You’re one of the core worship leaders of Jesus Culture now. What were your early days in ministry like?
I never actually wanted to be a worship leader, I don’t personally love being in front of people, being on stage … I was a drummer for years, playing with Brian and Jenn Johnson and other worship leaders. I felt totally fine hiding behind the drums, and I felt comfortable back there, I loved it. But Banning (Liebscher), the director of Jesus Culture, was always encouraging me to be a leader, to be on stage. I think I am where I am today not necessarily because of skill but because I was faithful … I think, again, it goes back to being a servant, to putting God’s presence first. I would encourage people to take any opportunity, if it takes a step of courage or whatever, and God will meet you there. So we encourage our young people to be a servant, to be willing.
Did you ever get stuck in a rut? How do you get out of it?
I’d say, musically, if I’ve felt like I reached a plateau, I would always try to surround myself with people who’re better than me. For instance, when I was drumming, there were a few musicians that I played with who were just so, so much better than me, so when I played with them I would be so inspired to be better.
As far as a worship leader, I don’t know if I’ve ever felt discouraged. I mean, there’s the side of us playing the same songs over and over and I think I just try to put myself in people’s shoes, you know, they may be hearing the song for the first time, or they may be encountering the Lord in a worship service for the first time, so I just try to remind myself that God is touching someone, and through that I feel refreshed, just knowing that people are being blessed.
Before you guys came onto the scene, there was Hillsong, there was the Passion movement with people like Chris Tomlin and Matt Redman … how did Jesus Culture find its own voice amid the very high standards that were already in place?

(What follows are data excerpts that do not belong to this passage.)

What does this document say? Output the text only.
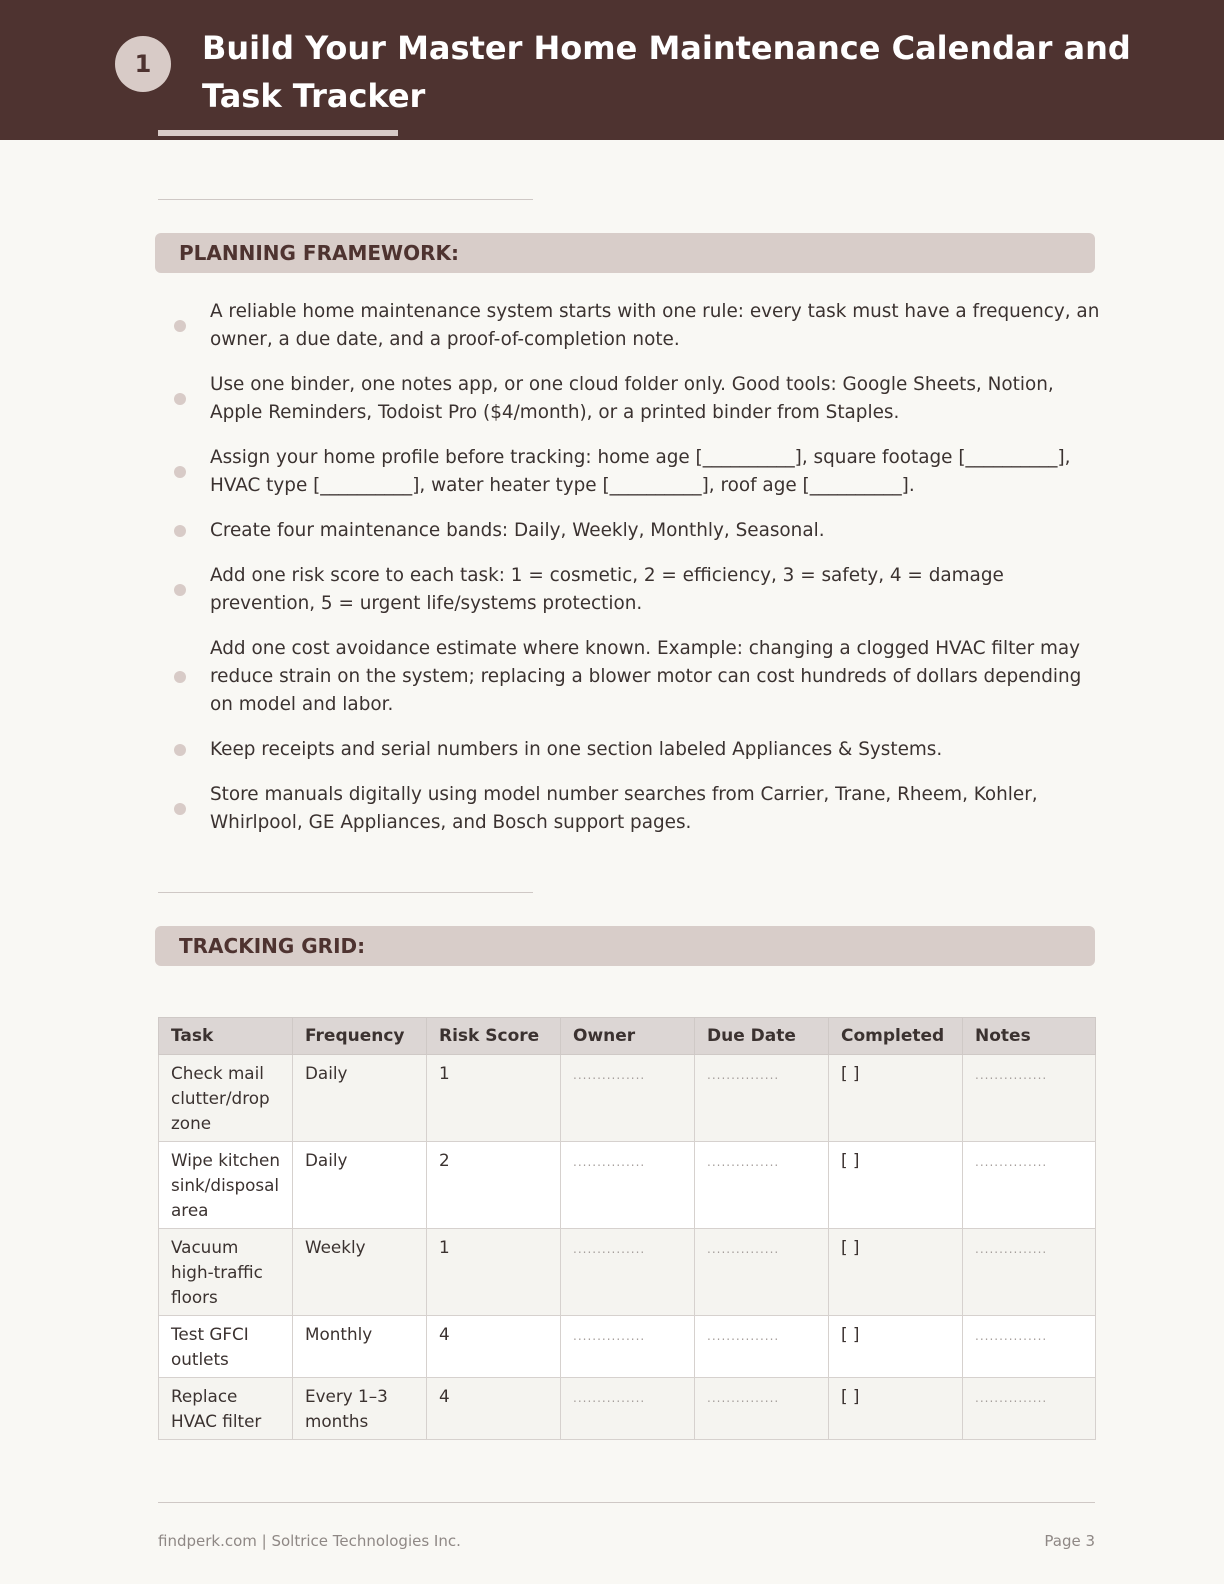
1	Build Your Master Home Maintenance Calendar and Task Tracker
PLANNING FRAMEWORK:
A reliable home maintenance system starts with one rule: every task must have a frequency, an owner, a due date, and a proof-of-completion note.
Use one binder, one notes app, or one cloud folder only. Good tools: Google Sheets, Notion, Apple Reminders, Todoist Pro ($4/month), or a printed binder from Staples.
Assign your home profile before tracking: home age [__________], square footage [__________], HVAC type [__________], water heater type [__________], roof age [__________].
Create four maintenance bands: Daily, Weekly, Monthly, Seasonal.
Add one risk score to each task: 1 = cosmetic, 2 = efficiency, 3 = safety, 4 = damage prevention, 5 = urgent life/systems protection.
Add one cost avoidance estimate where known. Example: changing a clogged HVAC filter may reduce strain on the system; replacing a blower motor can cost hundreds of dollars depending on model and labor.
Keep receipts and serial numbers in one section labeled Appliances & Systems.
Store manuals digitally using model number searches from Carrier, Trane, Rheem, Kohler, Whirlpool, GE Appliances, and Bosch support pages.
TRACKING GRID:
Task	Frequency	Risk Score	Owner	Due Date	Completed	Notes
Check mail clutter/drop zone	Daily	1	...............	...............	[ ]	...............
Wipe kitchen sink/disposal area	Daily	2	...............	...............	[ ]	...............
Vacuum high-traffic floors	Weekly	1	...............	...............	[ ]	...............
Test GFCI outlets	Monthly	4	...............	...............	[ ]	...............
Replace HVAC filter	Every 1–3 months	4	...............	...............	[ ]	...............
findperk.com | Soltrice Technologies Inc.	Page 3
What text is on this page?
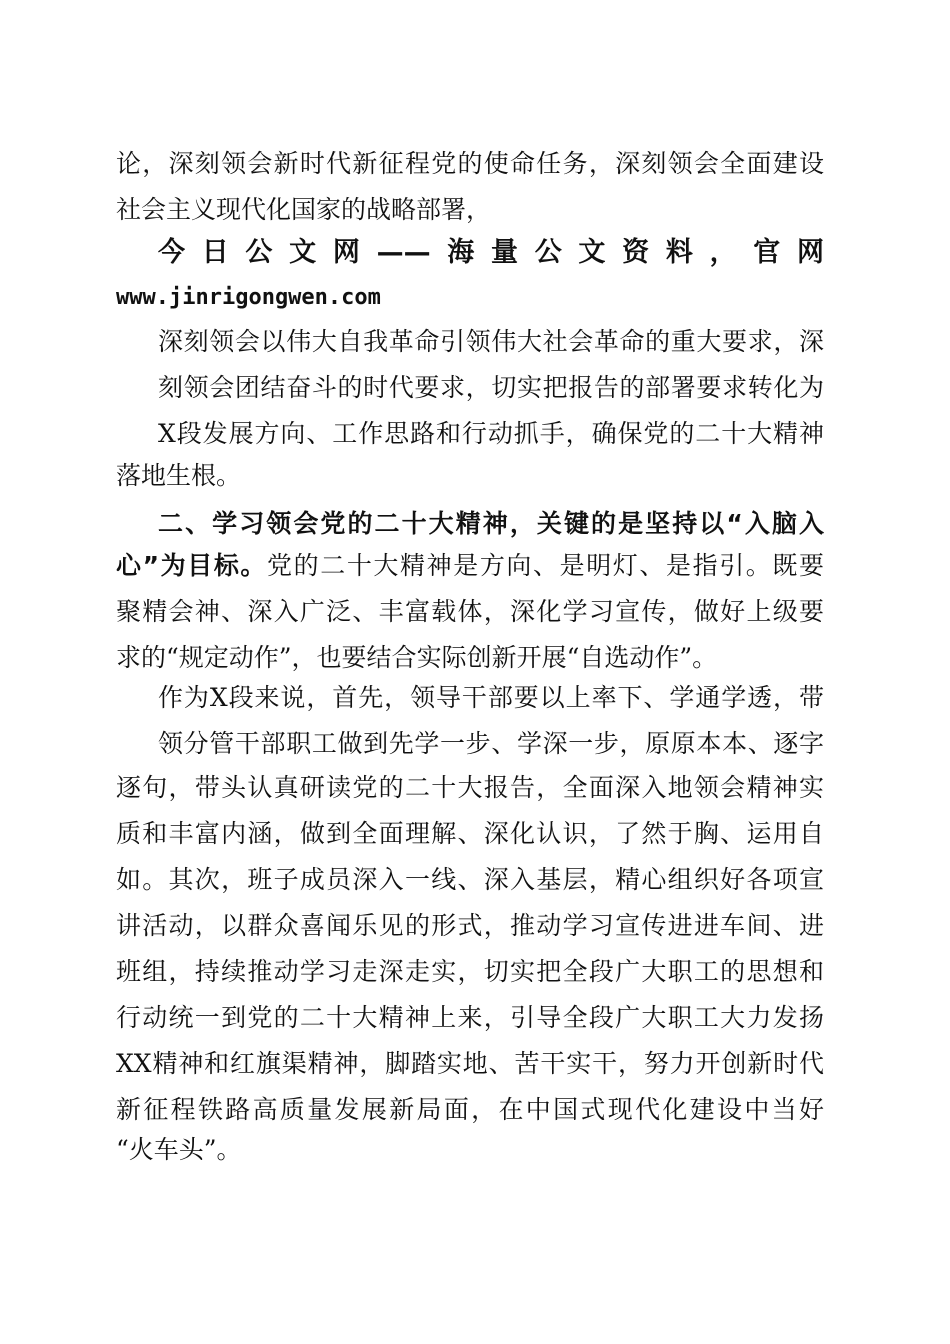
论，深刻领会新时代新征程党的使命任务，深刻领会全面建设
社会主义现代化国家的战略部署，
今日公文网——海量公文资料，官网
www.jinrigongwen.com
深刻领会以伟大自我革命引领伟大社会革命的重大要求，深
刻领会团结奋斗的时代要求，切实把报告的部署要求转化为
X段发展方向、工作思路和行动抓手，确保党的二十大精神
落地生根。
二、学习领会党的二十大精神，关键的是坚持以“入脑入
心”为目标。党的二十大精神是方向、是明灯、是指引。既要
聚精会神、深入广泛、丰富载体，深化学习宣传，做好上级要
求的“规定动作”，也要结合实际创新开展“自选动作”。
作为X段来说，首先，领导干部要以上率下、学通学透，带
领分管干部职工做到先学一步、学深一步，原原本本、逐字
逐句，带头认真研读党的二十大报告，全面深入地领会精神实
质和丰富内涵，做到全面理解、深化认识，了然于胸、运用自
如。其次，班子成员深入一线、深入基层，精心组织好各项宣
讲活动，以群众喜闻乐见的形式，推动学习宣传进进车间、进
班组，持续推动学习走深走实，切实把全段广大职工的思想和
行动统一到党的二十大精神上来，引导全段广大职工大力发扬
XX精神和红旗渠精神，脚踏实地、苦干实干，努力开创新时代
新征程铁路高质量发展新局面，在中国式现代化建设中当好
“火车头”。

Again, it was just the Lord breathing on what we were doing. We never really set out to be a band, and the funny thing is, the music kinda took off, but we’ve always been a ministry and a movement before that, so we were just being faithful with what God had put before us. We’re just a community of friends that just wanna see God show up in people’s lives. And we decided to make an album, and then another one, and things just kinda took off from there. We did covers for years—those were the songs that ministered to us, and we experienced the Lord through those, and so I think it was just God blessing our faithfulness …
What can you share with worship leaders who are challenged to “keep it fresh” every week during service?
I would just say, you know, worship is an overflow, and I would encourage worship leaders not to approach every worship set as an end goal. When we get up to lead, it should just be an overflow of our daily life of worship. It takes a lot of pressure off from trying to work something up for a Sunday set or Wednesday youth group or whatever. Just pursue God daily, worship, but also let Him love on you, take time to receive His love. I think, leading out of that overflow of personal time with God, will affect your corporate worship.
And lastly, a fan question: what’s it like working with Kim Walker, and why’s she so awesome?
(laughs) Working with Kim Walker. It is amazing. I love her courage, not just on stage, but off stage. She knows what she wants, she knows who she is in Christ, and she goes for it. She always inspires me to press in further, whether it’s in worship, in my calling and gifting, to see what God has for me, in a deeper way. It comes across during worship, especially. She just always wants to go to the next level and push through, and not just give God something she’s given Him before. It’s really inspiring, it’s awesome.